Hay que odiar con método

"Mikimoto y Mainat son gente con método que sabe monetizar su odio al país vecino (y al propio, diría yo). Comparado con ellos, Llach es un pringado"

Publicada

Decía Lola Flores que en esta vida se puede hacer de todo mientras se haga con método. No especificó la clase de método (¿el método Flores?), pero Rodríguez Zapatero tampoco dijo en qué consistía su talante y fue tirando de él todo lo que pudo.

Odiar también requiere método. Si se odia bien, hasta se pueden sacar privilegios financieros. Enseguida iremos a ello, pero antes me gustaría detenerme en alguien que no monetiza su evidente odio a España (el país vecino, para él y los suyos). Me refiero al cantautor jubilado Lluís Llach, también conocido como L´avi Lluiset, quien tiene casi todas las papeletas para seguir al frente de la ANC, aquelarre lazi de lo más deprimente ya que, desde que se acabó (más o menos) el prusés, no hay ahí más que llanto y crujir de dientes (y deudas).

¿Por qué se empeñará el autor de La gallineta y otros himnos de libertad en seguir ejerciendo de mandamás de un chiringuito tronado del que los socios se dan de baja en masa y en el que te crecen los enanos a la que te descuidas y te plantean su disidencia?

De la ANC no se saca ni gloria ni dinero. Por eso, con muy buen criterio, el señor Llach no empezó a pagar sus cuotas de afiliado hasta que aspiró a controlar el cotarro. Estamos ante un hombre ahorrador cuya fundación está registrada en Madrid porque era más barato que en Cataluña.

¿Qué le mueve, pues, a seguir perdiendo el tiempo en la ANC? ¿No será que no tiene nada mejor que hacer y que siempre es mejor dirigir un chiringuito, sea cual sea su estado de decadencia, que supervisar obras públicas o reunirse con otros jubilators a jugar a la petanca?

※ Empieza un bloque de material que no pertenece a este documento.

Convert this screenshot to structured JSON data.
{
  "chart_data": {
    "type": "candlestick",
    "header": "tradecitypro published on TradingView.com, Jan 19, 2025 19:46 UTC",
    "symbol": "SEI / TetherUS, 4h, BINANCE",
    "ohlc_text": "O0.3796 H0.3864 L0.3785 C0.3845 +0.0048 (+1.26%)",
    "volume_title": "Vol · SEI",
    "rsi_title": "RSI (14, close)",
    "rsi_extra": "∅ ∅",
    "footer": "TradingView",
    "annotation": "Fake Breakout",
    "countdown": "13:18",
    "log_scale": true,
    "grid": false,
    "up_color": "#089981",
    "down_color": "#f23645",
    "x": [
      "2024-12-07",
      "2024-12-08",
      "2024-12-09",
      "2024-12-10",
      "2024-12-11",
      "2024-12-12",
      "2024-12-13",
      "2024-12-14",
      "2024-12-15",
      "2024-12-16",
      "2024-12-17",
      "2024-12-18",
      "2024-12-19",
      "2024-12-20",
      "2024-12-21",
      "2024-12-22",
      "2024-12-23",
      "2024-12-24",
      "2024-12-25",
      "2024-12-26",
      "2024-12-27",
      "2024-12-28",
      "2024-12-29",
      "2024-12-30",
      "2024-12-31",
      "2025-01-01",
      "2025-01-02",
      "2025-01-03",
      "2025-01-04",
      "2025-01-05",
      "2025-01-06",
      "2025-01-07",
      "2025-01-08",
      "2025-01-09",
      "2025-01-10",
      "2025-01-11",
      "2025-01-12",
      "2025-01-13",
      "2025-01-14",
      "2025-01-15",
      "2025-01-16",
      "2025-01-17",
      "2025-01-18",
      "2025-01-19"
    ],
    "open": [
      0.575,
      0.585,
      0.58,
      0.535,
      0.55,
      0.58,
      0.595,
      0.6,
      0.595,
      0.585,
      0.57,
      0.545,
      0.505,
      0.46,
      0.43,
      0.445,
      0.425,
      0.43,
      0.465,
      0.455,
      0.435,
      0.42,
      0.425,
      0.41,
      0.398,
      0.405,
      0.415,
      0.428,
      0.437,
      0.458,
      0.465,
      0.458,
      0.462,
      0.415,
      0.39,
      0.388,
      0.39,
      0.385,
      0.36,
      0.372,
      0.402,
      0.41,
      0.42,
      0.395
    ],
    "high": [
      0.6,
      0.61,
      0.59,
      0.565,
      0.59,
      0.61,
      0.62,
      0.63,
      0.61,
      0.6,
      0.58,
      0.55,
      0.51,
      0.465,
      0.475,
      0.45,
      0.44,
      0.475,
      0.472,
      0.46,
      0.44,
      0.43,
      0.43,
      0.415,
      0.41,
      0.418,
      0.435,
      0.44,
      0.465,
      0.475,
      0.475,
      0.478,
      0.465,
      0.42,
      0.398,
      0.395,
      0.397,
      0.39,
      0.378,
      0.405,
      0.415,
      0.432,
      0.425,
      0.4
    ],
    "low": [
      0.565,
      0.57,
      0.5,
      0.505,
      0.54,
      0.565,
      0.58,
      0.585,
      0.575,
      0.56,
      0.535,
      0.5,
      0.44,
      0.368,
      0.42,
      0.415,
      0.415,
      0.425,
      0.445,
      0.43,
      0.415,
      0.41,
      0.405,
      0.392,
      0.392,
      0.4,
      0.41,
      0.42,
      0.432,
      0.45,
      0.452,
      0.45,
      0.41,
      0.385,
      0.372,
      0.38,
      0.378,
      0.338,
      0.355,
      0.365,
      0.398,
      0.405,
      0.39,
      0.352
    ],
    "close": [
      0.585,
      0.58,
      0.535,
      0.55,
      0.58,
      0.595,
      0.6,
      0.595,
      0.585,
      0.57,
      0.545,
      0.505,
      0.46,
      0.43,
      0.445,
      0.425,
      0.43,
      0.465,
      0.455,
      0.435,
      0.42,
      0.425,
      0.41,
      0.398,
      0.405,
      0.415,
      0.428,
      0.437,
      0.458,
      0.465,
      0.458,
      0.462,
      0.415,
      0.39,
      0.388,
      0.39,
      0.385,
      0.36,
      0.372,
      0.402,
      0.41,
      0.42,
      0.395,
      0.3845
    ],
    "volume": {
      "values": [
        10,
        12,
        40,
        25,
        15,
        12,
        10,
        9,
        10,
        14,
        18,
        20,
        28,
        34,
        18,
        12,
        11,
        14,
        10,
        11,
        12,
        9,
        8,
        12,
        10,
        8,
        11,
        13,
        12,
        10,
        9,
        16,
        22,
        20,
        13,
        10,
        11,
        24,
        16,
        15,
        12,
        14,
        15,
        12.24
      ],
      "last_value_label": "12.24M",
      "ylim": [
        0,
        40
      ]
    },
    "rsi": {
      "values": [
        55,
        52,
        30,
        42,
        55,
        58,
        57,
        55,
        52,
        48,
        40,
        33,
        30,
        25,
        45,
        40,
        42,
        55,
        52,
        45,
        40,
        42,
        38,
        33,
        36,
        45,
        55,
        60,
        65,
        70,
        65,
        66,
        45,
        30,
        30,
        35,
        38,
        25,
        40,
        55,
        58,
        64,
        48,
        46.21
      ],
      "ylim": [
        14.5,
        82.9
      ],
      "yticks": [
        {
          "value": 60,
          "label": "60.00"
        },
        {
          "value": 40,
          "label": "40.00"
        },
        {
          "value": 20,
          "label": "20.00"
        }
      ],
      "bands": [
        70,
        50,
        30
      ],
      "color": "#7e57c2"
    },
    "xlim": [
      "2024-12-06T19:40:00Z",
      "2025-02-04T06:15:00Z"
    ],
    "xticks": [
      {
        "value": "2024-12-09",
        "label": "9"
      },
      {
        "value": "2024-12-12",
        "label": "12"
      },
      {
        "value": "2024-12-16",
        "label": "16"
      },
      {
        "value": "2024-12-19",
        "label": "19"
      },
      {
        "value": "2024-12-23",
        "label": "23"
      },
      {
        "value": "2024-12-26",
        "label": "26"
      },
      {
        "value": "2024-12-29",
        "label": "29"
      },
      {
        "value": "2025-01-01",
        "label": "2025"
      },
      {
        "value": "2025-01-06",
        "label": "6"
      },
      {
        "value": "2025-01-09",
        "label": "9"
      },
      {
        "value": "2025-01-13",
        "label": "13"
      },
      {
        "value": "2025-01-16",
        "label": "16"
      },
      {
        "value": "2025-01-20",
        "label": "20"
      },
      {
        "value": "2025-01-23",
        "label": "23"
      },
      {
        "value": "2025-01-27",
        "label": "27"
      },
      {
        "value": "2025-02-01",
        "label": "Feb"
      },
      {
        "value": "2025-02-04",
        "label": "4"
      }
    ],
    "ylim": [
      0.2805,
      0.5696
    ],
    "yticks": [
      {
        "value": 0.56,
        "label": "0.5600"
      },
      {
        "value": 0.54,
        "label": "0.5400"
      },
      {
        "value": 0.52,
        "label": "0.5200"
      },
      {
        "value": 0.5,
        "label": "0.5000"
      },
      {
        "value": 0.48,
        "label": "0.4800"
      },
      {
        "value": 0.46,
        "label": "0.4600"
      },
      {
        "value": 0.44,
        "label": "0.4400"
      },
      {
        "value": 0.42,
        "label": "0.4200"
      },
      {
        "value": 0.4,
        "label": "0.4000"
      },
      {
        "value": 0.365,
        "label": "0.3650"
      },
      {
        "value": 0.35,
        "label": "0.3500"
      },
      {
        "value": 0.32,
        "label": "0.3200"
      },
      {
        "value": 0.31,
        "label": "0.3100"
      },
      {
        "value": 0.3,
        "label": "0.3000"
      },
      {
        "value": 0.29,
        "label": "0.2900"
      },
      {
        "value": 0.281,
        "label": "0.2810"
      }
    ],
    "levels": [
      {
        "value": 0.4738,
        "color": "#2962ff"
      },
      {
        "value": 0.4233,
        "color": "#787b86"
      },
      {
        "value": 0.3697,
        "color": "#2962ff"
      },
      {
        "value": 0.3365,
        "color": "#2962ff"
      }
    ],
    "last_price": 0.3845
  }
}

Hay quien se carga al Llach activista, pero respeta al Llach cantautor. Yo no soporto a ninguno de los dos. Musicalmente, siempre me pareció un cursi que a veces acertaba (La casa que vull era una canción muy bonita), y su voz de cabrita me sacaba de quicio. Hizo mucho daño como cantautor, e hizo todo el que pudo como activista. Pero, finalmente, ¿qué ha sacado del activismo antiespañol más que sinsabores y decepciones?

Debería aprender de otros odiadores catalanes que sí han mostrado método a la hora de intentar dañar al país vecino. Pensemos en Mikimoto (Miquel Calçada, antes Calzada), infiltrado en el consejo de RTVE y dedicado todo el día a urdir planes lesivos para el coeficiente de inteligencia de catalanes y españoles. El hombre se ha ido a Madrid a joder la marrana (con perdón) y, para mayor alegría conceptual, su abultado sueldo se lo pagamos con nuestros impuestos todos los ciudadanos de este país.

De todos modos, el señor Calzada no pasa de espabilado aprendiz si lo comparamos con un auténtico genio del mal que ha sabido canalizar su odio a España (y a Cataluña) de una manera muy rentable: el ex trinco Josep Maria Mainat, que primero nos idiotizó con su grupito de pop garrulo y chistoso (con una poca gracia que no se había vuelto a ver hasta que apareció Peyu con su humor prepaleolítico), y luego, al frente de una productora malvada, a inundar las televisiones públicas y privadas con sus concursos y sus reality shows, con los que pretendía culminar el proceso de cretinización emprendido con La Trinca.

Mikimoto y Mainat son gente con método que sabe monetizar su odio al país vecino (y al propio, diría yo). Comparado con ellos, l´avi Lluiset es un pringado, un piernas, un pelacañas que supo lucrarse en su primera encarnación, pero fracasó en la segunda a la hora de hacerlo.

Desde un punto de vista español (y de cualquier defensor de los derechos humanos), hay que reconocer que los señores Calzada y Mainat resultan mucho más nocivos para la ciudadanía que el pobre Llach, cuya capacidad de incordiar se ve reducida a esos discursos que suelta de vez en cuando y en los que siempre se muestra muy contrariado.

Hace unos años nos urgió a ganar la independencia, aduciendo que ya tenía una edad y que, a este paso, se moriría sin verla y disfrutarla. Ya le digo yo que no la va a ver, ¿pero no sería mejor retirarse al pueblo y esperar dignamente lo inevitable? Hay gente más joven que le podría suceder al frente de la ANC. No sé, Santiago Espot, Alonso Cuevillas, Jair Domínguez, el primario Graupera…¡Hasta Peyu!

Derrótate ya, hombre. Y piensa que en el Senegal falta gente (con pasta).